Click to view original text
Hadoop offers several ways to debug hadoopstreaming that you use to quickly locate problems. Let the Hadoopstreaming program run on the development machine. (Recommended for use at development time)
Add mapred.job.tracker=local to the jobconf. The inputs and outputs of the data are from HDFs
At this point, Hadoopstreaming will run the program locally to keep the error on the spot (recommended when running large amounts of data)
By setting the jobconf parameter Keep.failed.task.files=true, when a program error occurs, you can leave the current
Debug. The GUI can be traced to the specific node in which the failure was run, and then logged into the node <local>/tasktracker/<taskid>/work/to view the core file. To debug a program by collecting information from a script program (recommended for development use)
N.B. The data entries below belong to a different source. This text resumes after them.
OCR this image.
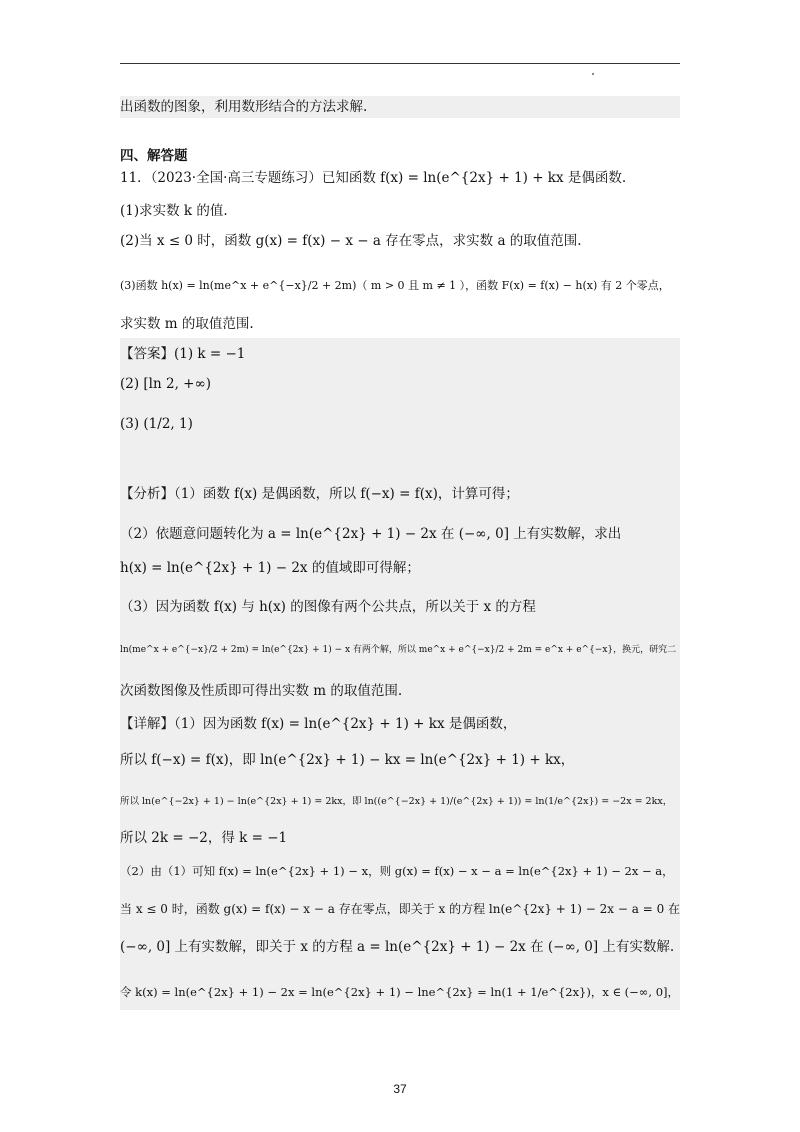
出函数的图象，利用数形结合的方法求解.
四、解答题
11．（2023·全国·高三专题练习）已知函数 f(x) = ln(e^{2x} + 1) + kx 是偶函数.
(1)求实数 k 的值.
(2)当 x ≤ 0 时，函数 g(x) = f(x) − x − a 存在零点，求实数 a 的取值范围.
(3)函数 h(x) = ln(me^x + e^{−x}/2 + 2m)（ m > 0 且 m ≠ 1 ），函数 F(x) = f(x) − h(x) 有 2 个零点，
求实数 m 的取值范围.
【答案】(1) k = −1
(2) [ln 2, +∞)
(3) (1/2, 1)
【分析】（1）函数 f(x) 是偶函数，所以 f(−x) = f(x)，计算可得；
（2）依题意问题转化为 a = ln(e^{2x} + 1) − 2x 在 (−∞, 0] 上有实数解，求出
h(x) = ln(e^{2x} + 1) − 2x 的值域即可得解；
（3）因为函数 f(x) 与 h(x) 的图像有两个公共点，所以关于 x 的方程
ln(me^x + e^{−x}/2 + 2m) = ln(e^{2x} + 1) − x 有两个解，所以 me^x + e^{−x}/2 + 2m = e^x + e^{−x}，换元，研究二
次函数图像及性质即可得出实数 m 的取值范围.
【详解】（1）因为函数 f(x) = ln(e^{2x} + 1) + kx 是偶函数，
所以 f(−x) = f(x)，即 ln(e^{2x} + 1) − kx = ln(e^{2x} + 1) + kx，
所以 ln(e^{−2x} + 1) − ln(e^{2x} + 1) = 2kx，即 ln((e^{−2x} + 1)/(e^{2x} + 1)) = ln(1/e^{2x}) = −2x = 2kx，
所以 2k = −2，得 k = −1
（2）由（1）可知 f(x) = ln(e^{2x} + 1) − x，则 g(x) = f(x) − x − a = ln(e^{2x} + 1) − 2x − a，
当 x ≤ 0 时，函数 g(x) = f(x) − x − a 存在零点，即关于 x 的方程 ln(e^{2x} + 1) − 2x − a = 0 在
(−∞, 0] 上有实数解，即关于 x 的方程 a = ln(e^{2x} + 1) − 2x 在 (−∞, 0] 上有实数解.
令 k(x) = ln(e^{2x} + 1) − 2x = ln(e^{2x} + 1) − lne^{2x} = ln(1 + 1/e^{2x})，x ∈ (−∞, 0]，
37
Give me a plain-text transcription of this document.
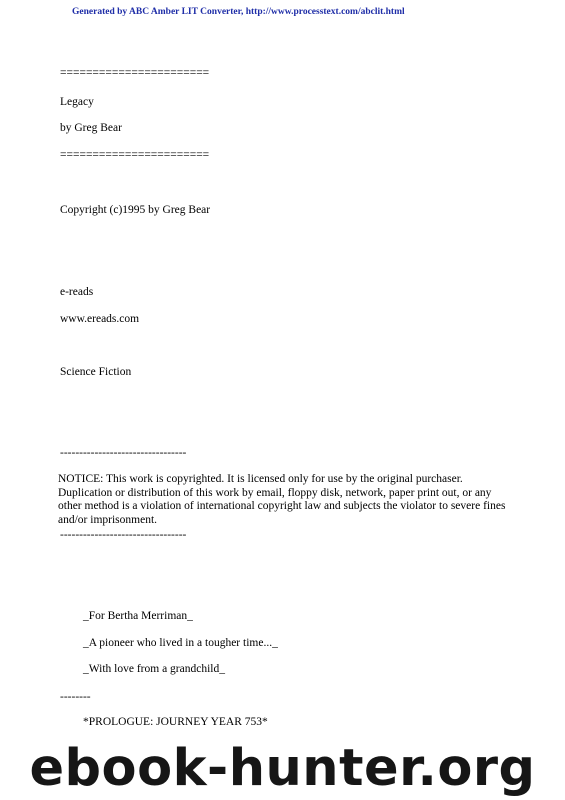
Generated by ABC Amber LIT Converter, http://www.processtext.com/abclit.html
=======================
Legacy
by Greg Bear
=======================
Copyright (c)1995 by Greg Bear
e-reads
www.ereads.com
Science Fiction
---------------------------------
NOTICE: This work is copyrighted. It is licensed only for use by the original purchaser. Duplication or distribution of this work by email, floppy disk, network, paper print out, or any other method is a violation of international copyright law and subjects the violator to severe fines and/or imprisonment.
---------------------------------
_For Bertha Merriman_
_A pioneer who lived in a tougher time..._
_With love from a grandchild_
--------
*PROLOGUE: JOURNEY YEAR 753*
ebook-hunter.org
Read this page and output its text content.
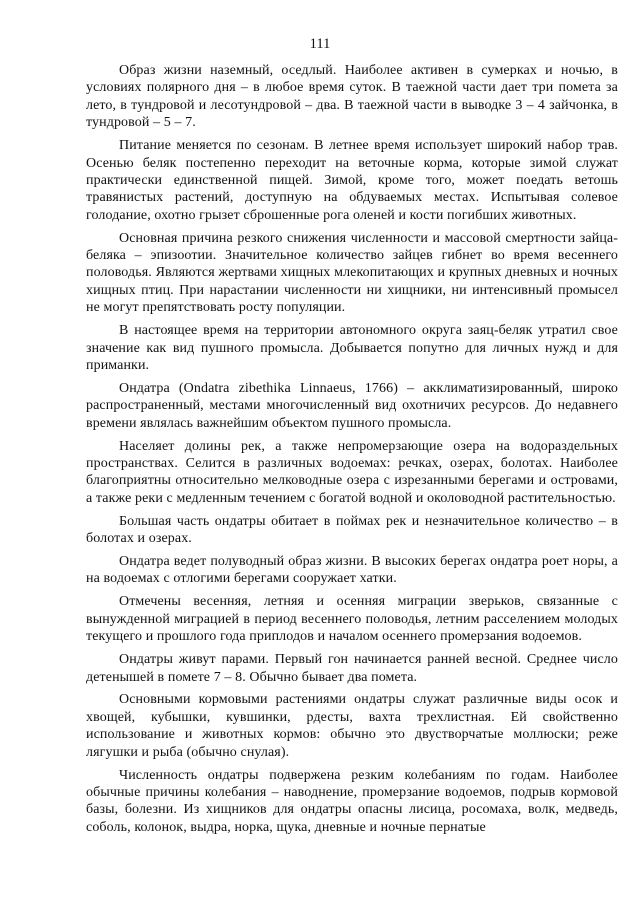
111

Образ жизни наземный, оседлый. Наиболее активен в сумерках и ночью, в условиях полярного дня – в любое время суток. В таежной части дает три помета за лето, в тундровой и лесотундровой – два. В таежной части в выводке 3 – 4 зайчонка, в тундровой – 5 – 7.

Питание меняется по сезонам. В летнее время использует широкий набор трав. Осенью беляк постепенно переходит на веточные корма, которые зимой служат практически единственной пищей. Зимой, кроме того, может поедать ветошь травянистых растений, доступную на обдуваемых местах. Испытывая солевое голодание, охотно грызет сброшенные рога оленей и кости погибших животных.

Основная причина резкого снижения численности и массовой смертности зайца-беляка – эпизоотии. Значительное количество зайцев гибнет во время весеннего половодья. Являются жертвами хищных млекопитающих и крупных дневных и ночных хищных птиц. При нарастании численности ни хищники, ни интенсивный промысел не могут препятствовать росту популяции.

В настоящее время на территории автономного округа заяц-беляк утратил свое значение как вид пушного промысла. Добывается попутно для личных нужд и для приманки.

Ондатра (Ondatra zibethika Linnaeus, 1766) – акклиматизированный, широко распространенный, местами многочисленный вид охотничих ресурсов. До недавнего времени являлась важнейшим объектом пушного промысла.

Населяет долины рек, а также непромерзающие озера на водораздельных пространствах. Селится в различных водоемах: речках, озерах, болотах. Наиболее благоприятны относительно мелководные озера с изрезанными берегами и островами, а также реки с медленным течением с богатой водной и околоводной растительностью.

Большая часть ондатры обитает в поймах рек и незначительное количество – в болотах и озерах.

Ондатра ведет полуводный образ жизни. В высоких берегах ондатра роет норы, а на водоемах с отлогими берегами сооружает хатки.

Отмечены весенняя, летняя и осенняя миграции зверьков, связанные с вынужденной миграцией в период весеннего половодья, летним расселением молодых текущего и прошлого года приплодов и началом осеннего промерзания водоемов.

Ондатры живут парами. Первый гон начинается ранней весной. Среднее число детенышей в помете 7 – 8. Обычно бывает два помета.

Основными кормовыми растениями ондатры служат различные виды осок и хвощей, кубышки, кувшинки, рдесты, вахта трехлистная. Ей свойственно использование и животных кормов: обычно это двустворчатые моллюски; реже лягушки и рыба (обычно снулая).

Численность ондатры подвержена резким колебаниям по годам. Наиболее обычные причины колебания – наводнение, промерзание водоемов, подрыв кормовой базы, болезни. Из хищников для ондатры опасны лисица, росомаха, волк, медведь, соболь, колонок, выдра, норка, щука, дневные и ночные пернатые
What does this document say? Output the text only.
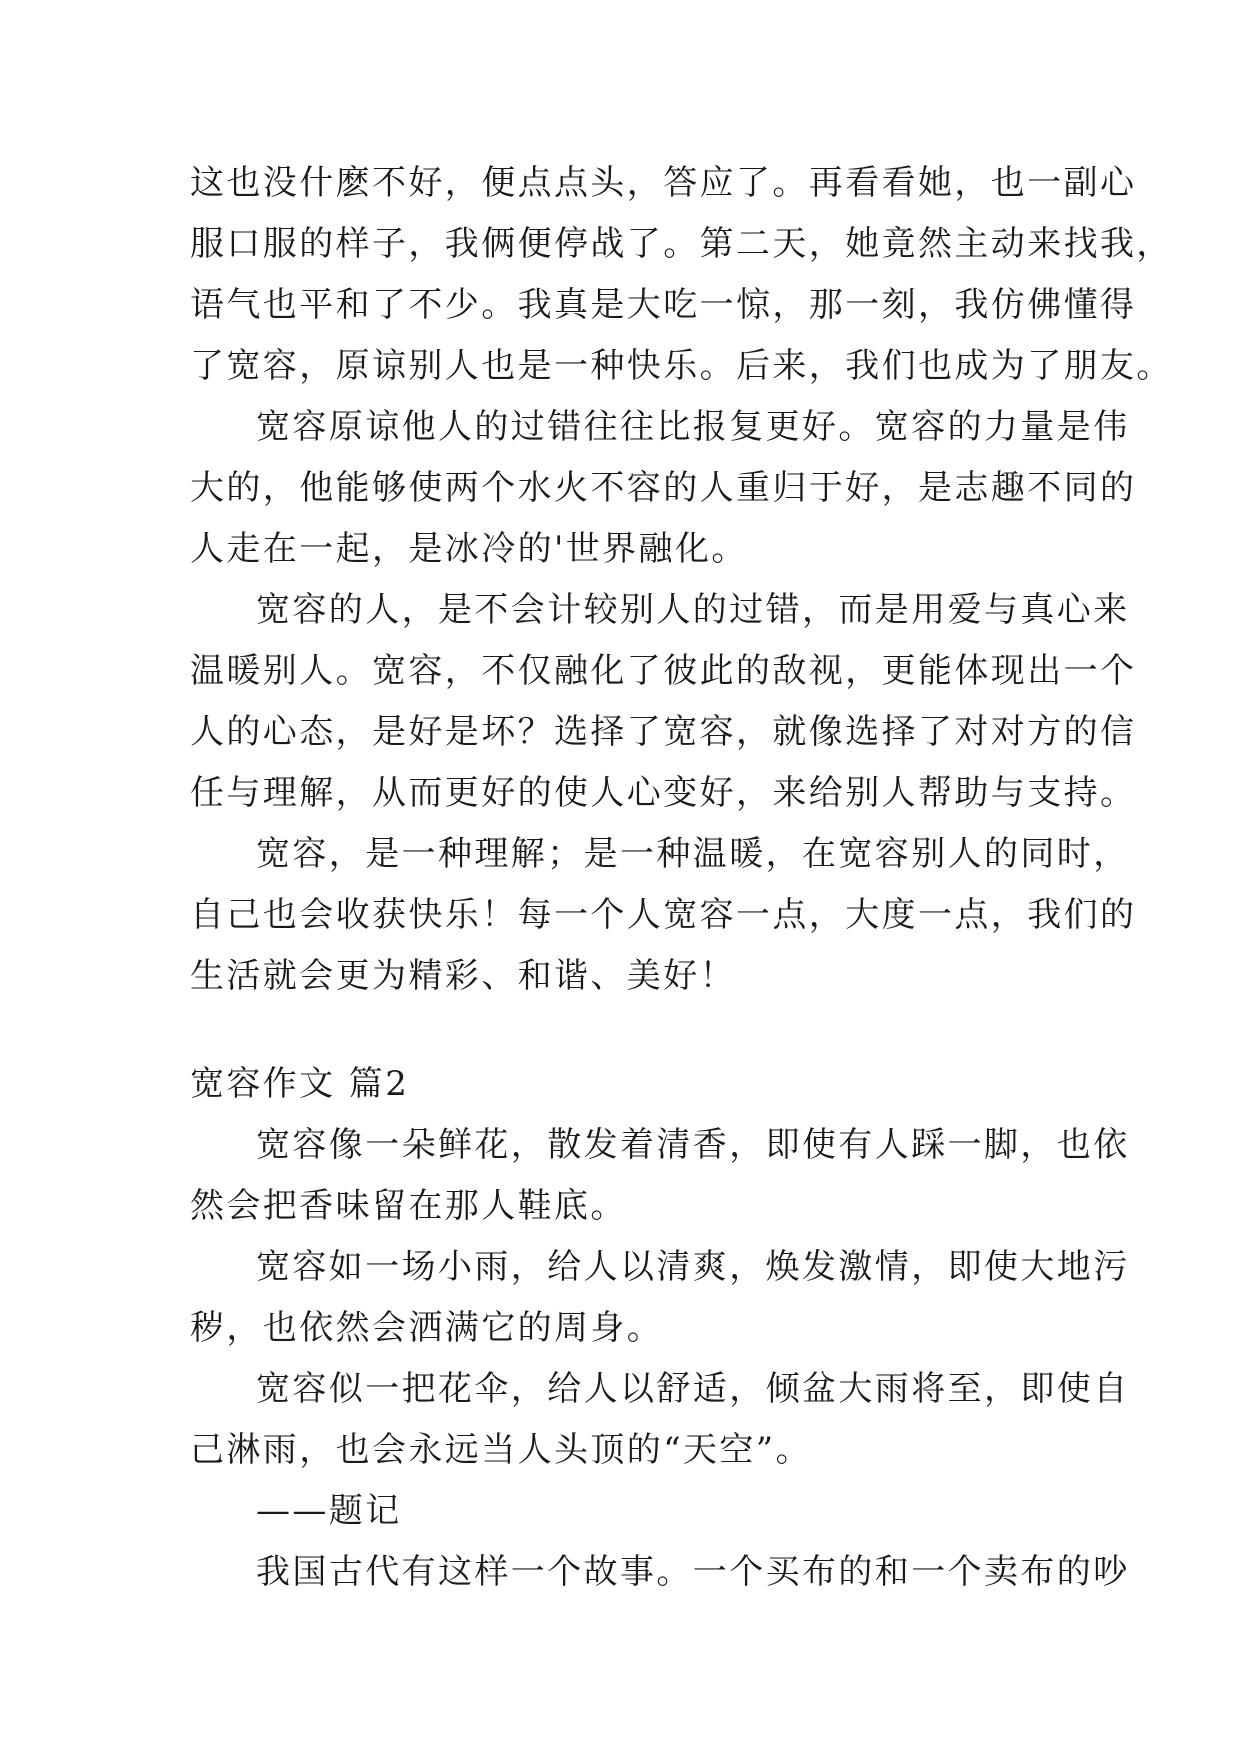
这也没什麽不好，便点点头，答应了。再看看她，也一副心
服口服的样子，我俩便停战了。第二天，她竟然主动来找我，
语气也平和了不少。我真是大吃一惊，那一刻，我仿佛懂得
了宽容，原谅别人也是一种快乐。后来，我们也成为了朋友。
宽容原谅他人的过错往往比报复更好。宽容的力量是伟
大的，他能够使两个水火不容的人重归于好，是志趣不同的
人走在一起，是冰冷的'世界融化。
宽容的人，是不会计较别人的过错，而是用爱与真心来
温暖别人。宽容，不仅融化了彼此的敌视，更能体现出一个
人的心态，是好是坏？选择了宽容，就像选择了对对方的信
任与理解，从而更好的使人心变好，来给别人帮助与支持。
宽容，是一种理解；是一种温暖，在宽容别人的同时，
自己也会收获快乐！每一个人宽容一点，大度一点，我们的
生活就会更为精彩、和谐、美好！
宽容作文 篇2
宽容像一朵鲜花，散发着清香，即使有人踩一脚，也依
然会把香味留在那人鞋底。
宽容如一场小雨，给人以清爽，焕发激情，即使大地污
秽，也依然会洒满它的周身。
宽容似一把花伞，给人以舒适，倾盆大雨将至，即使自
己淋雨，也会永远当人头顶的“天空”。
——题记
我国古代有这样一个故事。一个买布的和一个卖布的吵
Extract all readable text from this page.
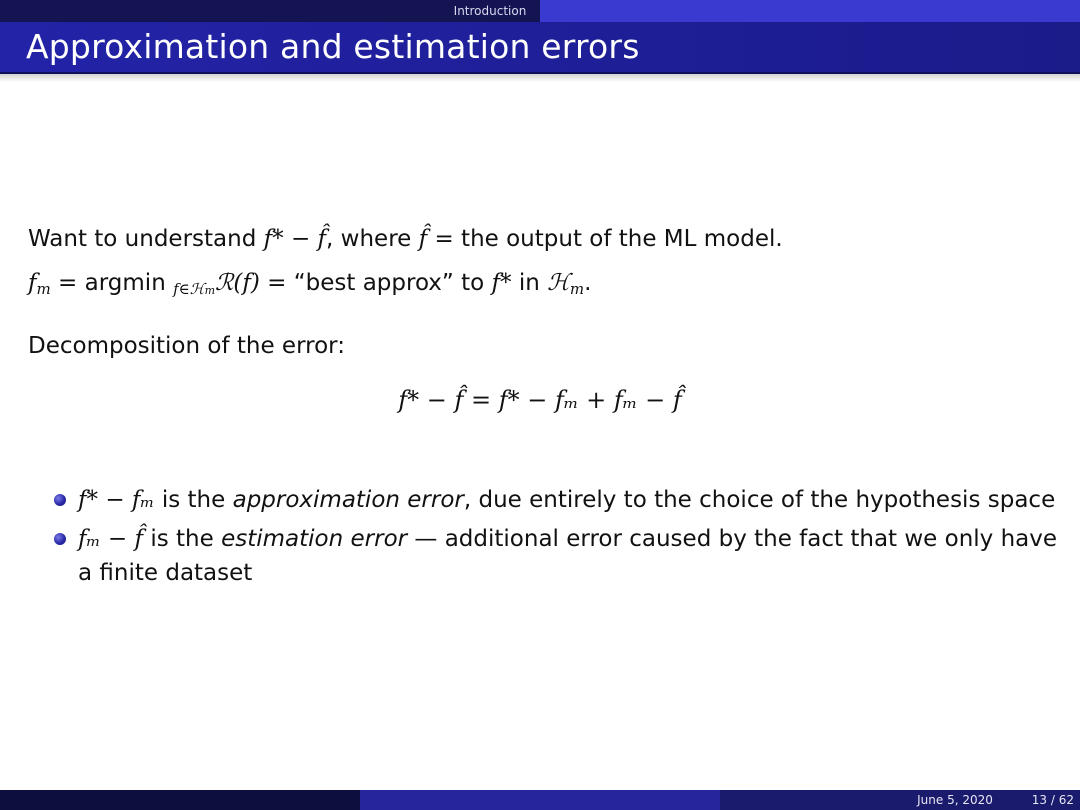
Introduction
Approximation and estimation errors
Want to understand f* − f̂, where f̂ = the output of the ML model.
$f_m = argmin$ $_{f\in ℋm}$ℛ(f) = “best approx” to f* in ℋ$_m$.
Decomposition of the error:
f* − f̂ = f* − fₘ + fₘ − f̂
f* − fₘ is the approximation error, due entirely to the choice of the hypothesis space
fₘ − f̂ is the estimation error — additional error caused by the fact that we only have a finite dataset
June 5, 2020	13 / 62
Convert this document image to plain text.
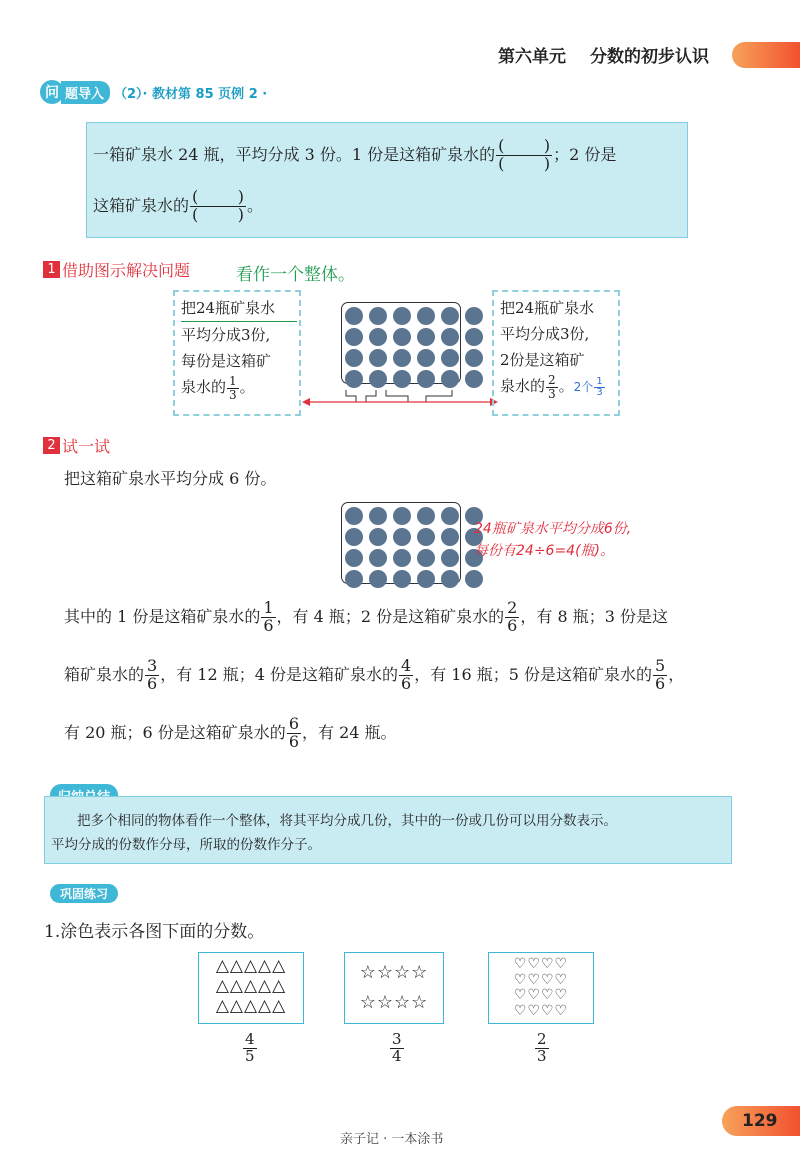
第六单元 分数的初步认识
问 题导入 （2）· 教材第 85 页例 2 ·
一箱矿泉水 24 瓶，平均分成 3 份。1 份是这箱矿泉水的 (   )
(   )	；2 份是
这箱矿泉水的 (   )
(   )	。
1 借助图示解决问题	看作一个整体。
把24瓶矿泉水
平均分成3份,
每份是这箱矿
泉水的 $\frac{1}{3}$ 。
把24瓶矿泉水
平均分成3份,
2份是这箱矿
泉水的 $\frac{2}{3}$ 。2个 $\frac{1}{3}$
2 试一试
把这箱矿泉水平均分成 6 份。
24瓶矿泉水平均分成6份,
每份有24÷6=4(瓶)。
其中的 1 份是这箱矿泉水的 $\frac{1}{6}$ ，有 4 瓶；2 份是这箱矿泉水的 $\frac{2}{6}$ ，有 8 瓶；3 份是这
箱矿泉水的 $\frac{3}{6}$ ，有 12 瓶；4 份是这箱矿泉水的 $\frac{4}{6}$ ，有 16 瓶；5 份是这箱矿泉水的 $\frac{5}{6}$ ，
有 20 瓶；6 份是这箱矿泉水的 $\frac{6}{6}$ ，有 24 瓶。
把多个相同的物体看作一个整体，将其平均分成几份，其中的一份或几份可以用分数表示。
平均分成的份数作分母，所取的份数作分子。
巩固练习
1.涂色表示各图下面的分数。
△△△△△
△△△△△
△△△△△
$\frac{4}{5}$
☆☆☆☆
☆☆☆☆
$\frac{3}{4}$
♡♡♡♡
♡♡♡♡
♡♡♡♡
♡♡♡♡
$\frac{2}{3}$
亲子记 · 一本涂书
129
Write the debug script, through the script, you can put the program execution of any site in the process of preservation, such as
The stack information for the core file so that you can determine where the program is going wrong.
The script is called in the following way:
$script $stdout $stderr $syslog $jobconf program name
(Note: In the official documentation
The program name in the Http://wiki.apache.org/hadoop/HowToDebugMapReducePrograms description is returned by the 5th parameter, but in the test environment of Hadoop 0.19, I get this parameter is empty. )
Script Example:
Core= ' Find. -name ' core* ';
CP $core/home/admin/
gdb-quiet./a.out-c $core-X./pipes-default-gdb-commands.txt
Pipes-default-gdb-commands.txt marked the execution of the GDB command
Info Threads
BackTrace
quit
(Note: If you want to execute the above script correctly, you must allow the program to output the core file, you can add the following code snippet in the program)
struct Rlimit limit;
Limit.rlim_cur = 65535;
Limit.rlim_max = 65535;
if (Setrlimit (Rlimit_core, &limit)! = 0) {
printf ("Setrlimit () failed with errno=%s\n", Strerror (errno));
Exit (1);
}
Then, in jobconf, assign the script to execute to the variable "mapred.map.task.debug.script" or "Mapred.reduce.task.debug.script". This way, when the hadoopstreaming execution process occurs core dump, you can see GDB's information through the Jobtracker GUI interface.